My 2013 Focus has self parking and it is brilliant 95% of the time.
I wouldn’t be without it

The trick is to pick the appropriate analogy. How about “all the same protests came in when it was decided to put lead tetraethyl into petrol to stop the knocking” ?

The worst car accident rates we ever saw came between standing red-flag man down and introducing more traffic legislation along with driving tests.

Just removing safeguards for the sake of it is what Johnson would do.

Does it do the steering wheel and you do the rest? My mini parallel parks like that - so even manoeuvring between 2 stationary objects needs a person to operate the main controls…

Eh? name one car that uses windows as an OS?

It has nothing to do with the OS, it’s all about how much data can be collected via sensors and how that data is reacted upon.

Once they can write workflows for all scenarios self driving will be safe.

Yes, I still need to change gear, but it does tell me when to do it!
Great system especially in tight spots.
It also has assisted parking in that you park your self but there are amber and red signals all round the car with an audible alarm when you get too close.
I think in later models it will also automatically reverse park in to a perpendicular bay

Perhaps i should have said software ‘like’ windows. ie. developed by a commercial software company with a similar attitude to testing and quality. The software in a car will be many many orders of magnitude more complicated than airborne software, it’ll go through significantly less testing and the software industry has a less than stellar record for releasing software that is actually ready for production.

Your last sentence is why I’ll never trust it

All this seems a way off. My brand new 2022 car doesn’t even have cruise control or any parking sensors.

There’s your problem. Something that is effectively impossible.

A workflow based system isn’t suitable. Really, it needs true AI - current systems aren’t, they’re just statistical models, but it may be possible to get them to the point where they are as good or better than human drivers.

So they have to rely on machine learning and AI in some form, and that’s effectively untestable beyond really simple systems (which cars aren’t).

IMO, yes, it’s the only way. But they don’t have to be perfect, humans aren’t either, just as good as, or better overall.

It’s not the same thing but my current car has radar guided cruise control. Twice in the time I’ve owned it, when it has been raining very heavily, the system has disengaged because it is no longer happy with the data it is receiving. There’s an audible warning and dashboard message that this has happened and you’d need to be unconscious to not notice it.

In the case of cars with a full set of accessible controls, I’m reasonably relaxed about automation. In something where you don’t have that… hmm.

A tad late to this thread. I don’t think it’ll be too far in to the future when people wonder how on earth we managed to get around using manual cars. It’ll certainly be safer when the erratic & chaotic human mind no longer has an input.

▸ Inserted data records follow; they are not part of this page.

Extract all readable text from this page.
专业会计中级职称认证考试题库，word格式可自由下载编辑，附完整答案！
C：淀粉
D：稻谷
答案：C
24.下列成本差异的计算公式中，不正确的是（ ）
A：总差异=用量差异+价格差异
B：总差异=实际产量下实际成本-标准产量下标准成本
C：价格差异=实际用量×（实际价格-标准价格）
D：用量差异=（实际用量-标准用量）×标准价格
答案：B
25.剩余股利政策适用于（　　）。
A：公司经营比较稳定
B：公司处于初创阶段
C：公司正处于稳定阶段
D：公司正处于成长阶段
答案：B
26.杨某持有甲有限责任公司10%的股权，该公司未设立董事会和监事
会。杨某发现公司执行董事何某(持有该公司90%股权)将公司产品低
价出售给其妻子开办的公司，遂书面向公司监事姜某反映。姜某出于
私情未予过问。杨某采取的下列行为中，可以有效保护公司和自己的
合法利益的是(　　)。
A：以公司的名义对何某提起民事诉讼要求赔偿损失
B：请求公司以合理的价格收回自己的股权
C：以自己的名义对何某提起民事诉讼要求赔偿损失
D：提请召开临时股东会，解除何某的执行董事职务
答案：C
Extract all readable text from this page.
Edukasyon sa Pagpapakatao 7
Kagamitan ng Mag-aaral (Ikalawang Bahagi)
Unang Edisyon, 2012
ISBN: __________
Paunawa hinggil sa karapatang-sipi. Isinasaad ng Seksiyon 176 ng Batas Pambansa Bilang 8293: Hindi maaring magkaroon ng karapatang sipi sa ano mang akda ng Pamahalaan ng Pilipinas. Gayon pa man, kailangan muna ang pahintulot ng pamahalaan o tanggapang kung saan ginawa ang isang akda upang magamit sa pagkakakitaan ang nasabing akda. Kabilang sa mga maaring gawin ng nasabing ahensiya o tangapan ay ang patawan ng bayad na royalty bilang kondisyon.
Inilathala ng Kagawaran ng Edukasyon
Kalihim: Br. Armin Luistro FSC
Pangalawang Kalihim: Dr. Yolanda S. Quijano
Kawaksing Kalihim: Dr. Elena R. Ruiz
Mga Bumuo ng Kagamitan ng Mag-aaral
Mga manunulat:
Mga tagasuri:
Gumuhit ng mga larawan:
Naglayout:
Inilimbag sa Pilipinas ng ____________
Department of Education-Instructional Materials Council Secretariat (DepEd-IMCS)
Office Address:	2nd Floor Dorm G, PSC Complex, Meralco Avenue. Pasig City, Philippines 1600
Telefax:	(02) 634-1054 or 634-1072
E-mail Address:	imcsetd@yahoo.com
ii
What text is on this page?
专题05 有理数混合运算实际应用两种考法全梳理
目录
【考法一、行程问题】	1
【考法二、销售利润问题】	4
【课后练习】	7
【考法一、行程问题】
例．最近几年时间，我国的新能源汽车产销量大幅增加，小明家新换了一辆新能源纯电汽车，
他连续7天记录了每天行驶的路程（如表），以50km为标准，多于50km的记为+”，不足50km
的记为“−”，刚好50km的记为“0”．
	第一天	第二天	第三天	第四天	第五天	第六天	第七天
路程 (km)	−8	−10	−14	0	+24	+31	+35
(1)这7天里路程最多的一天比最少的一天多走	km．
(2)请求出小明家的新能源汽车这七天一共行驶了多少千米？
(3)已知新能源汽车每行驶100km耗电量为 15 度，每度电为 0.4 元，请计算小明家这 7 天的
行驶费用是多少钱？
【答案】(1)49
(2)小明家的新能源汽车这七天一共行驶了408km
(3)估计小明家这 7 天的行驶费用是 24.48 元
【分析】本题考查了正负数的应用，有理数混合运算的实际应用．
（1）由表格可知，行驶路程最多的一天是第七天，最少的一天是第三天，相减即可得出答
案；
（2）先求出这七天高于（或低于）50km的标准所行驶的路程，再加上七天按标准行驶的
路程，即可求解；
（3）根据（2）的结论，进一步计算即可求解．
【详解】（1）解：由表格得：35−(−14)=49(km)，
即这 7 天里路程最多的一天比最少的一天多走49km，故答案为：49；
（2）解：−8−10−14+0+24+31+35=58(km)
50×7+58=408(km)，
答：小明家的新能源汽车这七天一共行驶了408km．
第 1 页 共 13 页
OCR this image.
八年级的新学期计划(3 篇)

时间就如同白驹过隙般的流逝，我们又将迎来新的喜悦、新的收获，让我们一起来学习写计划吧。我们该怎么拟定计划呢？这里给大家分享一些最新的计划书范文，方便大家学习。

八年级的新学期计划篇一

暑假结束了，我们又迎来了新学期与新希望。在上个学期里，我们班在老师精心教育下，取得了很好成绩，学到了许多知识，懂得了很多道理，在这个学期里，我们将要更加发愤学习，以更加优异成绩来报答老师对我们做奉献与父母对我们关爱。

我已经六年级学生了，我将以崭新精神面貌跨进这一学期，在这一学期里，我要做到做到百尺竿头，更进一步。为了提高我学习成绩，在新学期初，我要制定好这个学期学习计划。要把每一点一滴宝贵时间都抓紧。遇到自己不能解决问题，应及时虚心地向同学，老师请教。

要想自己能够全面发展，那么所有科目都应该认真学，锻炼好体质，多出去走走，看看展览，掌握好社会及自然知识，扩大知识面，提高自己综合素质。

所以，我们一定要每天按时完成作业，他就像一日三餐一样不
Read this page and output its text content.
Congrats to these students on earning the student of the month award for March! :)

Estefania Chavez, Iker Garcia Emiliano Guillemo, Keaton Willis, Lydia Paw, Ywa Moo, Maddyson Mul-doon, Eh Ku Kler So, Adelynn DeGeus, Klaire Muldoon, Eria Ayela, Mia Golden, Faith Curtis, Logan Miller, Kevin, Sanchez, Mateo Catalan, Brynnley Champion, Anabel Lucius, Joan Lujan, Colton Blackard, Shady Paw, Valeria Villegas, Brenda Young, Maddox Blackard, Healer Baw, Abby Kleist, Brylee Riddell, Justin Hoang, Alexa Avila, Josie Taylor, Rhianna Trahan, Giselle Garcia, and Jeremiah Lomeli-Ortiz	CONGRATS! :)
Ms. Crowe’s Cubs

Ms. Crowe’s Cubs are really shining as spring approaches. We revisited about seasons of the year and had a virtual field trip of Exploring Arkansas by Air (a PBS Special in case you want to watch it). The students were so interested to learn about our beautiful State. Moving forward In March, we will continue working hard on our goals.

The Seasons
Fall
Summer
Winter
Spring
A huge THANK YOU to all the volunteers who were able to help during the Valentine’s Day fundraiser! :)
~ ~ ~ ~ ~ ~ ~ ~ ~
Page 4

It seems to be how to morally programme the car to respond to an unavoidable accident that’s causing a headache. Should the car hit a pedestrian, or take avoiding action and kill the occupant?

Ai will be essential. it’s virtually certain for the future but sadly the ability to bark 'Drive Jeeves you bastard" is a way off.

Jumping in and shouting “Follow that car” will be met with a request for the serial number and lon/lat co-ordinates of the car in question.
“The blue one with the cad in a trilby” will not compute.